How to change sample rate properly? If I set outAudioStreamBasicDescription.mSampleRate to 22050 or 8000 for example, the audio playback is like slowed down. I set the sampling frequency index in ADTS header for same frequency as outAudioStreamBasicDescription.mSampleRate is.
How to change bitrate? ffmpeg -i shows this info for produced aac:
Stream #0:0: Audio: aac, 44100 Hz, mono, fltp, 64 kb/s.

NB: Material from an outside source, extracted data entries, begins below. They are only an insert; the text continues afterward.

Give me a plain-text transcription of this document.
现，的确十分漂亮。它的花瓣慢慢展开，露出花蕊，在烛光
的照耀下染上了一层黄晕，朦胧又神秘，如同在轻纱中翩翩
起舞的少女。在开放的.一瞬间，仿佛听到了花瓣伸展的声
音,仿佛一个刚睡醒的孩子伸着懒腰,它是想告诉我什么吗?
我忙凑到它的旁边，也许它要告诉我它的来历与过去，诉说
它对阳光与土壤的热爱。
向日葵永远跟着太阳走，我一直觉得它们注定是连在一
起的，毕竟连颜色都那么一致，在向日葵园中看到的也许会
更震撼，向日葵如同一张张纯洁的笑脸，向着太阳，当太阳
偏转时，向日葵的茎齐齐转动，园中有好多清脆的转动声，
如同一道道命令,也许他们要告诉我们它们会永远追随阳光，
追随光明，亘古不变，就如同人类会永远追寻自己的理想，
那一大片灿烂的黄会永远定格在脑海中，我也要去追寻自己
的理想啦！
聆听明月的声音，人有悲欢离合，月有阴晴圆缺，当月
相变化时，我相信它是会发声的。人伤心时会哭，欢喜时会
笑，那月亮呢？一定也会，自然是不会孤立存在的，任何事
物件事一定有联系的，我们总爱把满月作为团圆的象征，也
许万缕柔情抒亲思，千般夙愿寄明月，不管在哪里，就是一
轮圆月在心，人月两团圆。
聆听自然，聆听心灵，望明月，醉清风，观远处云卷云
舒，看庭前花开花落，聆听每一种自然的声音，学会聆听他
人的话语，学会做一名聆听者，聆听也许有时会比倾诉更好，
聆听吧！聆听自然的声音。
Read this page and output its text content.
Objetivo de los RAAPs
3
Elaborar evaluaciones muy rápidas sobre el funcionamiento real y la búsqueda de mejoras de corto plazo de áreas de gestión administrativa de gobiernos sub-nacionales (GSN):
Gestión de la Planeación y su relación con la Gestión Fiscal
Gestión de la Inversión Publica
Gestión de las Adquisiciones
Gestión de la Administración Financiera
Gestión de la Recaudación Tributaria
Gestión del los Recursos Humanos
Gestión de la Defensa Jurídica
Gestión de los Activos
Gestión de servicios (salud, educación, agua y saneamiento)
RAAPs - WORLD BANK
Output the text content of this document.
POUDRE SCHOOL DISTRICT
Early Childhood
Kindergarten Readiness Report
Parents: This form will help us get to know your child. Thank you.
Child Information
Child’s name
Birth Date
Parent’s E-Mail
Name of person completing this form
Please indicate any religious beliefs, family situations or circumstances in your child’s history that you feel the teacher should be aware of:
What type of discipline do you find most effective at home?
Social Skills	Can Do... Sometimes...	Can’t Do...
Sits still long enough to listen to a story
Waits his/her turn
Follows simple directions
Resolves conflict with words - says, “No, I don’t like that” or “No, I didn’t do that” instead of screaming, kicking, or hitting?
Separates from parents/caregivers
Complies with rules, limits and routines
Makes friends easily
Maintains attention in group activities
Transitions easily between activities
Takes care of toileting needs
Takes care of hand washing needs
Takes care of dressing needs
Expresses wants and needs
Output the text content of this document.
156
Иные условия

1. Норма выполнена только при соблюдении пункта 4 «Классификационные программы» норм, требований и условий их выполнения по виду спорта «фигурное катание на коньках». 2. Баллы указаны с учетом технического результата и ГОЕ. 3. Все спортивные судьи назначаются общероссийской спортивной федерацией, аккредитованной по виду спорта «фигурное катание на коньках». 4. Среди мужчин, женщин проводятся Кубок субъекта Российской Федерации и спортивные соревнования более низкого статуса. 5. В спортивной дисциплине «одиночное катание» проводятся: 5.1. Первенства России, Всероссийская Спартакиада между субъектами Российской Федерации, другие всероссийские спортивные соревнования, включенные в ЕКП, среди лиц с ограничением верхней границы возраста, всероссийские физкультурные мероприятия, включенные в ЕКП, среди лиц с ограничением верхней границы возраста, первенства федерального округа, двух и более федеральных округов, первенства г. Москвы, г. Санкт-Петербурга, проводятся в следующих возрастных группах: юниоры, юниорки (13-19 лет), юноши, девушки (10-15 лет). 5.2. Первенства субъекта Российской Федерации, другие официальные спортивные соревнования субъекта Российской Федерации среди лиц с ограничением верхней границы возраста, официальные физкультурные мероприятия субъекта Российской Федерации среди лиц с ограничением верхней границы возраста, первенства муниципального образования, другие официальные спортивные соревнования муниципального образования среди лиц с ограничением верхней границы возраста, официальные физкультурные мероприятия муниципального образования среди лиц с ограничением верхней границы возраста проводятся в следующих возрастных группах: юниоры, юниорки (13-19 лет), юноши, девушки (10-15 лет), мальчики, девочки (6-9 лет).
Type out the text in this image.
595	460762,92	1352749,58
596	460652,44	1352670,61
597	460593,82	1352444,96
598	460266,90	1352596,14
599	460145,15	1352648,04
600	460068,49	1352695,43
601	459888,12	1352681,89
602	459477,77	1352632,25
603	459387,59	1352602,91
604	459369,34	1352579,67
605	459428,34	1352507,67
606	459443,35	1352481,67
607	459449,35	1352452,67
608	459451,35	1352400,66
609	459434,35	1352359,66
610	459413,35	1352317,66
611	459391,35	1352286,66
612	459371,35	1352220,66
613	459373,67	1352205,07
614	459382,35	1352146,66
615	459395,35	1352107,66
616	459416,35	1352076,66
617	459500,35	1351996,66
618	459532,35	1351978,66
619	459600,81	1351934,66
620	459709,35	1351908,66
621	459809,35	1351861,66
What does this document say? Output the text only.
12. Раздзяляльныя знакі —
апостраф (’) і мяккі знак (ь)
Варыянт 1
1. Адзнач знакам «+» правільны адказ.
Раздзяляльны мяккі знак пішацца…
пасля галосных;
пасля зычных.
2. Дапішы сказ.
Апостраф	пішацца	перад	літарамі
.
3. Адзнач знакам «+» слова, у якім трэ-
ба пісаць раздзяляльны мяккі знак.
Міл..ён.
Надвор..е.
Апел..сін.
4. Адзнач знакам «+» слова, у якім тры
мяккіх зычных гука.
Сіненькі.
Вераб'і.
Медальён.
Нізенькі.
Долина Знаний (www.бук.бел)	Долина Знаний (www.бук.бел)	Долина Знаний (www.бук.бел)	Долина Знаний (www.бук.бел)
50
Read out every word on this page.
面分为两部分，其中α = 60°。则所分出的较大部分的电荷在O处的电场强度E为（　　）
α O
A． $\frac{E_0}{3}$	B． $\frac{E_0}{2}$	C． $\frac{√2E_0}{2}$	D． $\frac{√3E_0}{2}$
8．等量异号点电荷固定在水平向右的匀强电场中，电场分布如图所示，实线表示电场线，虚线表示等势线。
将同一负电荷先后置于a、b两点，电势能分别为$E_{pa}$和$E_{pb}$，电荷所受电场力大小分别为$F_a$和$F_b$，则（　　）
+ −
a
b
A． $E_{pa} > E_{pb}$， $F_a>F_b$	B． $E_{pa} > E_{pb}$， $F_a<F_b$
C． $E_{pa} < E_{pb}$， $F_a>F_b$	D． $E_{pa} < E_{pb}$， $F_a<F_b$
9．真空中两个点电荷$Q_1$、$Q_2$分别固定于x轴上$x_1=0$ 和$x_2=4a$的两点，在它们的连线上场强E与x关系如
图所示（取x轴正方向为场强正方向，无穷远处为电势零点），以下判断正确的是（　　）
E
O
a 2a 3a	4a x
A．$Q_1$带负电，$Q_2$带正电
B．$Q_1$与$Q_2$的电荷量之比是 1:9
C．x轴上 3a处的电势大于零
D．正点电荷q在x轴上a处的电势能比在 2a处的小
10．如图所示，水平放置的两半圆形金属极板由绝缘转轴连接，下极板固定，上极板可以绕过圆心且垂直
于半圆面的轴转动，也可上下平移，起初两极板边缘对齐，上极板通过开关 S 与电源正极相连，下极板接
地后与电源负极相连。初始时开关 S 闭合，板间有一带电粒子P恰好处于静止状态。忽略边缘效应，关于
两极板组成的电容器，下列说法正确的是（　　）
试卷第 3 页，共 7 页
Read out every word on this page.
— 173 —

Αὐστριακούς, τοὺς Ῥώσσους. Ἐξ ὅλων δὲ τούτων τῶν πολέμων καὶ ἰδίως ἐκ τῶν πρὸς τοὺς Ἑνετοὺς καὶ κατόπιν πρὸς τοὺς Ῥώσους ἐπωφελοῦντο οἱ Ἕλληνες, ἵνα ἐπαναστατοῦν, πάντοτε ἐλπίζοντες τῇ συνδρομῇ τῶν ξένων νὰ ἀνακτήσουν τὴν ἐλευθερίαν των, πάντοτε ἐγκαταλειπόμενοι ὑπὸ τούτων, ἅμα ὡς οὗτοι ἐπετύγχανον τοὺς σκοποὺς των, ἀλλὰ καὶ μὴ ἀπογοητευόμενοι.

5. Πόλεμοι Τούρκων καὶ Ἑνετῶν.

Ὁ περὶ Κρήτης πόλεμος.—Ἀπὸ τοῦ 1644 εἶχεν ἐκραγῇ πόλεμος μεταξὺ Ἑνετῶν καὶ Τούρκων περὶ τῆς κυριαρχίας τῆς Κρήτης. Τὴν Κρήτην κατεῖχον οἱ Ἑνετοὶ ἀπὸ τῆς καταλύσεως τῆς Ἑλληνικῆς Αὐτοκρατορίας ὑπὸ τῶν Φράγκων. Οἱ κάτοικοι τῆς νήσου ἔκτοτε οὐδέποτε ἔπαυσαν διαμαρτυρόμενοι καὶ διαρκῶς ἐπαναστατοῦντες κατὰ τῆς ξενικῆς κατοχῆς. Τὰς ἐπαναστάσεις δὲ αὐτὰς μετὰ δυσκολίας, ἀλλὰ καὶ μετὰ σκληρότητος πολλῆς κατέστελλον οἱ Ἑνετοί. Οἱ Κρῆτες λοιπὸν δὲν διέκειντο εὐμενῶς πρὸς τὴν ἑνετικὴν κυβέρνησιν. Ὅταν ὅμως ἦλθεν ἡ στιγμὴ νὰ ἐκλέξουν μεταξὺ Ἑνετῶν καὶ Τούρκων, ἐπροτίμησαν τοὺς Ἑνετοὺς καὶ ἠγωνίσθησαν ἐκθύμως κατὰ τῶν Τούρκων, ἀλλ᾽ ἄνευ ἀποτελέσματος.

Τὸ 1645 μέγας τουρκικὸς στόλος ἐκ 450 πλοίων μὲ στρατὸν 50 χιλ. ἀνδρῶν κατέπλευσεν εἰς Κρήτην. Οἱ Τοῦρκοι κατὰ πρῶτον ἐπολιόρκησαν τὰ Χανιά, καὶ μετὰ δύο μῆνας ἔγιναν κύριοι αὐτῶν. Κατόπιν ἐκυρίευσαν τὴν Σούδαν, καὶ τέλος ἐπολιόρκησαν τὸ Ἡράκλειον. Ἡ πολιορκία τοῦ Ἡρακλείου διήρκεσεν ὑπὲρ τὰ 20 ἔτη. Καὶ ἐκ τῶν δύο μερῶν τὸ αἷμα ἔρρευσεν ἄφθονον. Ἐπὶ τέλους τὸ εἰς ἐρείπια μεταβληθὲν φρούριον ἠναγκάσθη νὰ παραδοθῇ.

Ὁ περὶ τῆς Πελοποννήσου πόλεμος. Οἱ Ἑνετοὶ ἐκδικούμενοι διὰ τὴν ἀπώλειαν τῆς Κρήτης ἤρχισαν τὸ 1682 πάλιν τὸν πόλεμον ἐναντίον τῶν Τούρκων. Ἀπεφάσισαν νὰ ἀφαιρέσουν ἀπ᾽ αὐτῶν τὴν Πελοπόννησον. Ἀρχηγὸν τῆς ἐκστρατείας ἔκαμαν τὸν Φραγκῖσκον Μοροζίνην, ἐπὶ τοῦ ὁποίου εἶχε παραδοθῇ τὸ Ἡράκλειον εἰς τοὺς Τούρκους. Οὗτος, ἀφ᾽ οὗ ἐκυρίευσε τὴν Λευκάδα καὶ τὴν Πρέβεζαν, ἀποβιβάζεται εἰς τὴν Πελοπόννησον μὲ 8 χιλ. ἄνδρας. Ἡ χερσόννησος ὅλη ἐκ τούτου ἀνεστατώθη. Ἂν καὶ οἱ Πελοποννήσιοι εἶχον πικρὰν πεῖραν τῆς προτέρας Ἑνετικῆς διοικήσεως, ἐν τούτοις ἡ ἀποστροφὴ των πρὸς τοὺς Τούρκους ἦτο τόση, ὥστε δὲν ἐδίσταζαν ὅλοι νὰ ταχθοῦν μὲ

How to change it to 16 kbps for example? Bitrate is decreasing as I'm decreasing the frequency, but I believe this is not the only way? And playback is damaged by decreasing the frequency as I'm mentioning in 2 anyway.
How to calculate the size of buffer? Now I set it to uint32_t bufferSize = inAaudioBufferList.mBuffers[0].mDataByteSize; as I believe compressed format won't be larger than uncompressed... But isn't it unnecessarily too much?
How to set ioOutputDataPacketSize properly? If I am getting the documentation right, I should set it as UInt32 ioOutputDataPacketSize = bufferSize / outAudioStreamBasicDescription.mBytesPerPacket; but mBytesPerPacket is 0. If I set it to 0, AudioConverterFillComplexBuffer() returns error. If I set it to 1, it works but I don't know why...
In inInputDataProc() there are 3 "out" parameters. I set just ioData. Should I also set ioNumberDataPackets and outDataPacketDescription? Why and how?
You may need to change the sample rate of the raw audio data by using a resampling audio unit before feeding the audio to the AAC converter. Otherwise there will be a mismatch between the AAC header and the audio data.